ALEXANDRIA, Va. (6/7/13)--The National Credit Union Administration will "aggressively pursue" institutions offering payday loans that do not meet agency-set standards, and will "continue to encourage credit unions to offer products that result in lower costs to credit union members," NCUA Chairman Debbie Matz wrote in a Thursday letter.
Matz's comments are in response to a National Consumer Law Center (NCLC)/Center for Responsible Lending (CRL) letter on federal credit union payday loan practices. That letter identified nine credit unions as offering "high-priced" short term loans. The letter also noted the positive work that many credit unions perform by offering reduced-rate short term loans.

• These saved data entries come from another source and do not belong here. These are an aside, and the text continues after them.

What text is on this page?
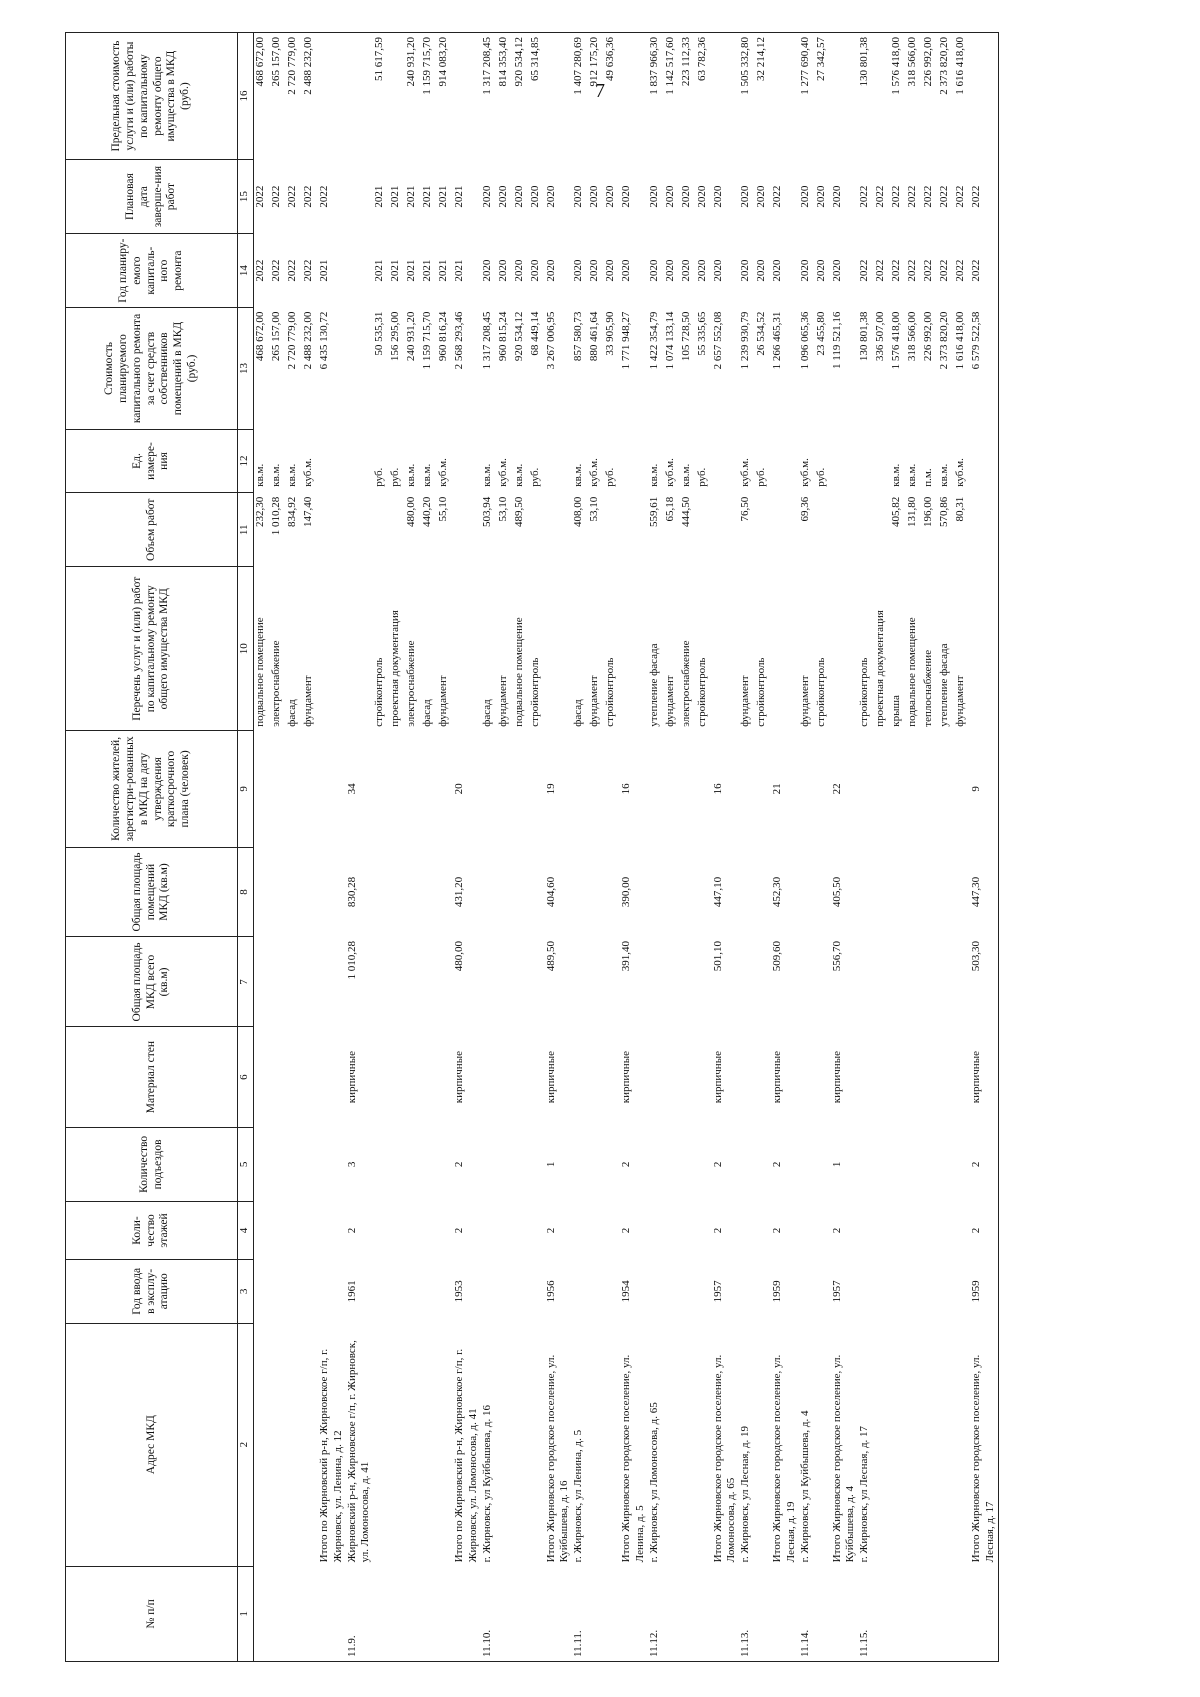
7
№ п/п	Адрес МКД	Год ввода в эксплу-атацию	Коли-чество этажей	Количество подъездов	Материал стен	Общая площадь МКД всего (кв.м)	Общая площадь помещений МКД (кв.м)	Количество жителей, зарегистри-рованных в МКД на дату утверждения краткосрочного плана (человек)	Перечень услуг и (или) работ по капитальному ремонту общего имущества МКД	Объем работ	Ед. измере-ния	Стоимость планируемого капитального ремонта за счет средств собственников помещений в МКД (руб.)	Год планиру-емого капиталь-ного ремонта	Плановая дата заверше-ния работ	Предельная стоимость услуги и (или) работы по капитальному ремонту общего имущества в МКД (руб.)
1	2	3	4	5	6	7	8	9	10	11	12	13	14	15	16
									подвальное помещение	232,30	кв.м.	468 672,00	2022	2022	468 672,00
									электроснабжение	1 010,28	кв.м.	265 157,00	2022	2022	265 157,00
									фасад	834,92	кв.м.	2 720 779,00	2022	2022	2 720 779,00
									фундамент	147,40	куб.м.	2 488 232,00	2022	2022	2 488 232,00
	Итого по Жирновский р-н, Жирновское г/п, г. Жирновск, ул. Ленина, д. 12											6 435 130,72	2021	2022	
11.9.	Жирновский р-н, Жирновское г/п, г. Жирновск, ул. Ломоносова, д. 41	1961	2	3	кирпичные	1 010,28	830,28	34							
									стройконтроль		руб.	50 535,31	2021	2021	51 617,59
									проектная документация		руб.	156 295,00	2021	2021	
									электроснабжение	480,00	кв.м.	240 931,20	2021	2021	240 931,20
									фасад	440,20	кв.м.	1 159 715,70	2021	2021	1 159 715,70
									фундамент	55,10	куб.м.	960 816,24	2021	2021	914 083,20
	Итого по Жирновский р-н, Жирновское г/п, г. Жирновск, ул. Ломоносова, д. 41	1953	2	2	кирпичные	480,00	431,20	20				2 568 293,46	2021	2021	
11.10.	г. Жирновск, ул Куйбышева, д. 16								фасад	503,94	кв.м.	1 317 208,45	2020	2020	1 317 208,45
									фундамент	53,10	куб.м.	960 815,24	2020	2020	814 353,40
									подвальное помещение	489,50	кв.м.	920 534,12	2020	2020	920 534,12
									стройконтроль		руб.	68 449,14	2020	2020	65 314,85
	Итого Жирновское городское поселение, ул. Куйбышева, д. 16	1956	2	1	кирпичные	489,50	404,60	19				3 267 006,95	2020	2020	
11.11.	г. Жирновск, ул Ленина, д. 5								фасад	408,00	кв.м.	857 580,73	2020	2020	1 407 280,69
									фундамент	53,10	куб.м.	880 461,64	2020	2020	912 175,20
									стройконтроль		руб.	33 905,90	2020	2020	49 636,36
	Итого Жирновское городское поселение, ул. Ленина, д. 5	1954	2	2	кирпичные	391,40	390,00	16				1 771 948,27	2020	2020	
11.12.	г. Жирновск, ул Ломоносова, д. 65								утепление фасада	559,61	кв.м.	1 422 354,79	2020	2020	1 837 966,30
									фундамент	65,18	куб.м.	1 074 133,14	2020	2020	1 142 517,60
									электроснабжение	444,50	кв.м.	105 728,50	2020	2020	223 112,33
									стройконтроль		руб.	55 335,65	2020	2020	63 782,36
	Итого Жирновское городское поселение, ул. Ломоносова, д. 65	1957	2	2	кирпичные	501,10	447,10	16				2 657 552,08	2020	2020	
11.13.	г. Жирновск, ул Лесная, д. 19								фундамент	76,50	куб.м.	1 239 930,79	2020	2020	1 505 332,80
									стройконтроль		руб.	26 534,52	2020	2020	32 214,12
	Итого Жирновское городское поселение, ул. Лесная, д. 19	1959	2	2	кирпичные	509,60	452,30	21				1 266 465,31	2020	2022	
11.14.	г. Жирновск, ул Куйбышева, д. 4								фундамент	69,36	куб.м.	1 096 065,36	2020	2020	1 277 690,40
									стройконтроль		руб.	23 455,80	2020	2020	27 342,57
	Итого Жирновское городское поселение, ул. Куйбышева, д. 4	1957	2	1	кирпичные	556,70	405,50	22				1 119 521,16	2020	2020	
11.15.	г. Жирновск, ул Лесная, д. 17								стройконтроль			130 801,38	2022	2022	130 801,38
									проектная документация			336 507,00	2022	2022	
									крыша	405,82	кв.м.	1 576 418,00	2022	2022	1 576 418,00
									подвальное помещение	131,80	кв.м.	318 566,00	2022	2022	318 566,00
									теплоснабжение	196,00	п.м.	226 992,00	2022	2022	226 992,00
									утепление фасада	570,86	кв.м.	2 373 820,20	2022	2022	2 373 820,20
									фундамент	80,31	куб.м.	1 616 418,00	2022	2022	1 616 418,00
	Итого Жирновское городское поселение, ул. Лесная, д. 17	1959	2	2	кирпичные	503,30	447,30	9				6 579 522,58	2022	2022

"Credit unions work hard to develop programs that help their members. As NCUA notes, the number of credit unions that the NCLC is citing has decreased from 58 in 2010 to a very small number in its most recent letter to the agency," CUNA Deputy General Counsel Mary Dunn said. "Meanwhile, CUNA's consumer protection subcommittee plans to review its best practices in this area and on related issues," she added.
In the agency's response to the NCLC/CRL letter, Matz said that five of the nine credit unions identified by the NCLC and CRL are not making payday loans directly, but are referring their members to a third party, Xtra Cash LLC. The other four credit unions are offering products that comply with NCUA or other regulations, Matz emphasized.
The NCUA has no authority over third parties or credit union service organizations, she said. However, the agency does prohibit federal credit unions from referring their members, for a fee, to third parties that offer payday loans with annual percentage rates that exceed an agency-determined cap.
"NCUA will review each case and use every tool at our disposal to ensure the FCUs are complying," Matz wrote.
Loans from federal credit unions are generally limited to an annual percentage rate of no more than 18%, although there is some flexibility under the National Credit Union Administration's short-term, small amount loan program. That program permits federal credit unions to charge an interest rate that is a maximum of 10 percentage points above the established usury ceiling at that time. For now, this amounts to an interest rate ceiling of 28%.
Most credit unions offering payday loan alternatives also limit fees, provide member financial counseling and encourage members to open savings accounts.